Castle Rock criminal defense attorneys have noticed a marked increase in the number of cases involving so-called “bath salts.”
Contrary to the moniker, it’s not the fizzy stuff you toss in the tub. We’re talking about a group of synthetic compounds create symptoms similar to cocaine, PCP and LSD, but with higher-than-usual levels of paranoia and violence.
Following a federal emergency ban issued by the Drug Enforcement Administration last year and passage of a statewide bill earlier this year, possession of bath salts is a misdemeanor, while the sale is going to result in a the need for a felony defense.
The drugs are known to cause an elevated heart rate and blood pressure. They also routinely cause agitation, though in cases that are more severe, there have been reports of hallucinations and bizarre violence.
For example, in Miami, the man who allegedly was shot by police who found him literally biting the flesh off another man’s face – he was reportedly on bath salts, though the final word is awaiting autopsy results. That prompted the Centers for Disease Control to issue a warning, indicating that there was, in fact, no zombie apocalypse that officials there were aware of.
Most recently, the drug snatched headlines after the death of 19-year-old from Grand Junction. He had reportedly been acting violently. He was strangled by a friend who tried to subdue him. Investigators are working to determine whether there was a crime committed or whether the homicide was committed in self-defense. No arrests have been made at this point.
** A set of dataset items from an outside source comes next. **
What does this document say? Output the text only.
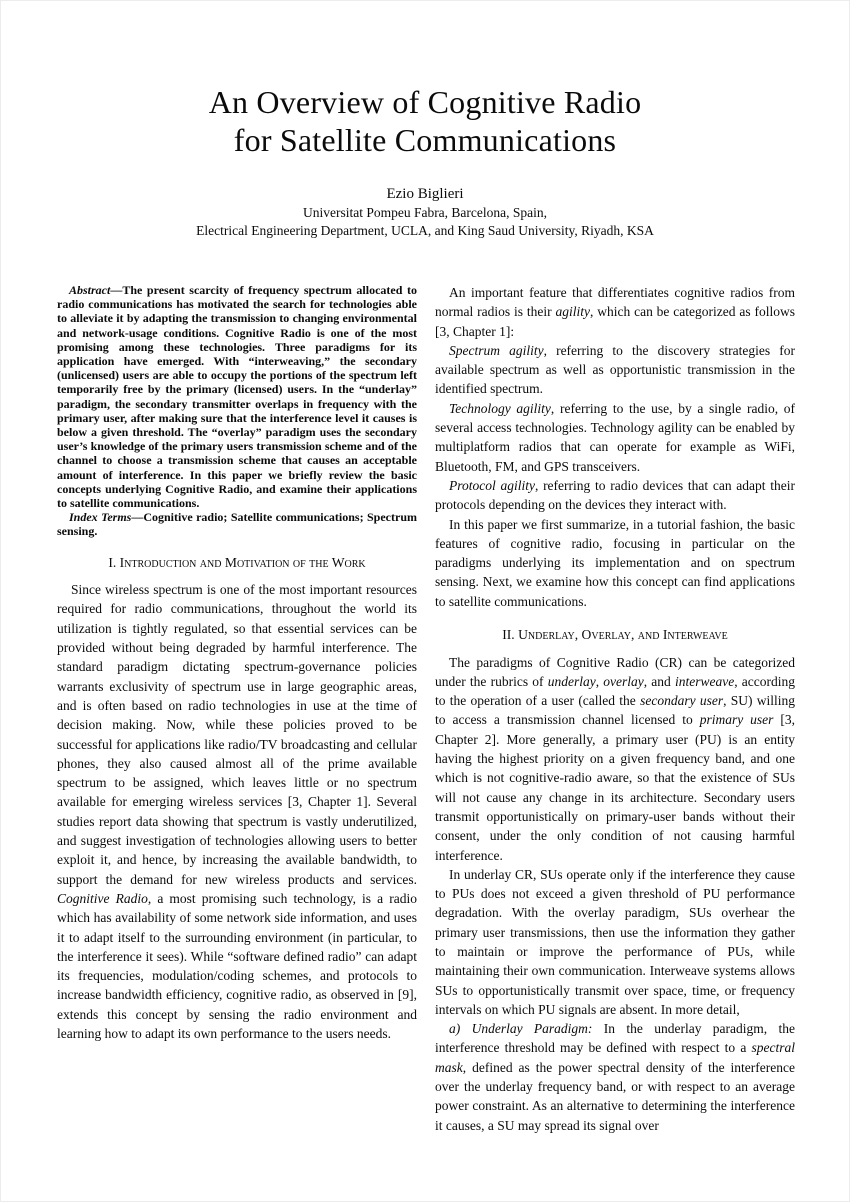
An Overview of Cognitive Radio
for Satellite Communications
Ezio Biglieri
Universitat Pompeu Fabra, Barcelona, Spain,
Electrical Engineering Department, UCLA, and King Saud University, Riyadh, KSA

Abstract—The present scarcity of frequency spectrum allocated to radio communications has motivated the search for technologies able to alleviate it by adapting the transmission to changing environmental and network-usage conditions. Cognitive Radio is one of the most promising among these technologies. Three paradigms for its application have emerged. With “interweaving,” the secondary (unlicensed) users are able to occupy the portions of the spectrum left temporarily free by the primary (licensed) users. In the “underlay” paradigm, the secondary transmitter overlaps in frequency with the primary user, after making sure that the interference level it causes is below a given threshold. The “overlay” paradigm uses the secondary user’s knowledge of the primary users transmission scheme and of the channel to choose a transmission scheme that causes an acceptable amount of interference. In this paper we briefly review the basic concepts underlying Cognitive Radio, and examine their applications to satellite communications.

Index Terms—Cognitive radio; Satellite communications; Spectrum sensing.

I. Introduction and Motivation of the Work

Since wireless spectrum is one of the most important resources required for radio communications, throughout the world its utilization is tightly regulated, so that essential services can be provided without being degraded by harmful interference. The standard paradigm dictating spectrum-governance policies warrants exclusivity of spectrum use in large geographic areas, and is often based on radio technologies in use at the time of decision making. Now, while these policies proved to be successful for applications like radio/TV broadcasting and cellular phones, they also caused almost all of the prime available spectrum to be assigned, which leaves little or no spectrum available for emerging wireless services [3, Chapter 1]. Several studies report data showing that spectrum is vastly underutilized, and suggest investigation of technologies allowing users to better exploit it, and hence, by increasing the available bandwidth, to support the demand for new wireless products and services. Cognitive Radio, a most promising such technology, is a radio which has availability of some network side information, and uses it to adapt itself to the surrounding environment (in particular, to the interference it sees). While “software defined radio” can adapt its frequencies, modulation/coding schemes, and protocols to increase bandwidth efficiency, cognitive radio, as observed in [9], extends this concept by sensing the radio environment and learning how to adapt its own performance to the users needs.

An important feature that differentiates cognitive radios from normal radios is their agility, which can be categorized as follows [3, Chapter 1]:

Spectrum agility, referring to the discovery strategies for available spectrum as well as opportunistic transmission in the identified spectrum.

Technology agility, referring to the use, by a single radio, of several access technologies. Technology agility can be enabled by multiplatform radios that can operate for example as WiFi, Bluetooth, FM, and GPS transceivers.

Protocol agility, referring to radio devices that can adapt their protocols depending on the devices they interact with.

In this paper we first summarize, in a tutorial fashion, the basic features of cognitive radio, focusing in particular on the paradigms underlying its implementation and on spectrum sensing. Next, we examine how this concept can find applications to satellite communications.

II. Underlay, Overlay, and Interweave

The paradigms of Cognitive Radio (CR) can be categorized under the rubrics of underlay, overlay, and interweave, according to the operation of a user (called the secondary user, SU) willing to access a transmission channel licensed to primary user [3, Chapter 2]. More generally, a primary user (PU) is an entity having the highest priority on a given frequency band, and one which is not cognitive-radio aware, so that the existence of SUs will not cause any change in its architecture. Secondary users transmit opportunistically on primary-user bands without their consent, under the only condition of not causing harmful interference.

In underlay CR, SUs operate only if the interference they cause to PUs does not exceed a given threshold of PU performance degradation. With the overlay paradigm, SUs overhear the primary user transmissions, then use the information they gather to maintain or improve the performance of PUs, while maintaining their own communication. Interweave systems allows SUs to opportunistically transmit over space, time, or frequency intervals on which PU signals are absent. In more detail,

a) Underlay Paradigm: In the underlay paradigm, the interference threshold may be defined with respect to a spectral mask, defined as the power spectral density of the interference over the underlay frequency band, or with respect to an average power constraint. As an alternative to determining the interference it causes, a SU may spread its signal over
Officials at the Rocky Mountain Poison and Drug Center have reported nearly a dozen poisonings this year from bath salts. In 2011, there were a total of 44 cases reported.
The state’s Department of Public Health and Environment said they haven’t been able to tabulate whether other deaths or violent acts are attributable to the bath salts drugs because they are so new.
Particularly given the violent nature of some of the incidents connected to these drugs, it’s likely that both federal and state authorities could push for extended bans and harsher sanctions for both possession and sale.